C’est marrant, mais, pour moi, le message (et il y en a plein dans les chansons de Melissmell : politique, économique, écologique…) serait mieux passé si il ne m’avait pas été hurlé dans les oreilles ! Quand les décibels montent, mes tympans de ferment, instinctivement… Par contre mes voisines de gauche adoraient, visiblement. Elles connaissaient toutes les paroles par cœur et leur sourire faisait plaisir à voir. Moi, j’avoue préférer l’autre personnalité de Melissmell. Celle qui, sans être plus policée, m’est quand même plus accessible.  

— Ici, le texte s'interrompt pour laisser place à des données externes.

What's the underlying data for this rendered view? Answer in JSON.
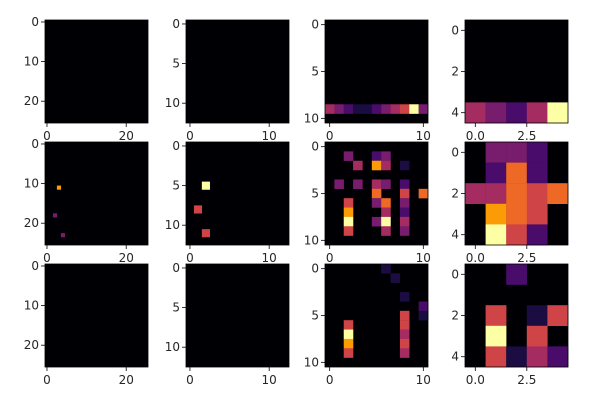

J’ai l’habitude de beaucoup voyager pour assouvir ma passion : assister à des spectacles de musique vivante et il m’arrive, en plaisantant, de classer mes chanteurs favoris par le nombre de kilomètres que je suis prête à faire pour aller les applaudir. J’ai les « Pour elle (lui), je traverse la France et je vais même à l’étranger », les « quatre heures de route et j’y vais », les « s’il passe dans le coin, j’y retourne » et les « bon… s’il est programmé à moins de vingt bornes et que je n’ai rien d’autre à faire… ». Là, avec Melissmell, je suis dans le doute : j’irais volontiers la revoir à la condition que ce soit dans la version « CD ». Je veux bien que la chanson « de parole » ait besoin de se renouveler, de proposer autre chose pour attirer un public plus jeune, généralement attiré vers les musiques anglo-saxonnes. Là, je suis heureuse que Barjac, que Jofroi, le programmateur qui passe beaucoup de temps à aller voir de nouveaux artistes, m’ait permis d’assister à cette prestation, de savoir que ça existe, d’y avoir survécu… mais je n’y ai pas vraiment pris du plaisir. D’un autre côté, le personnage est sympathique, jeune, grande gueule, révoltée… je pense qu’elle va évoluer et ça m’intéressera de la suivre (de loin… ou dans de petites salles)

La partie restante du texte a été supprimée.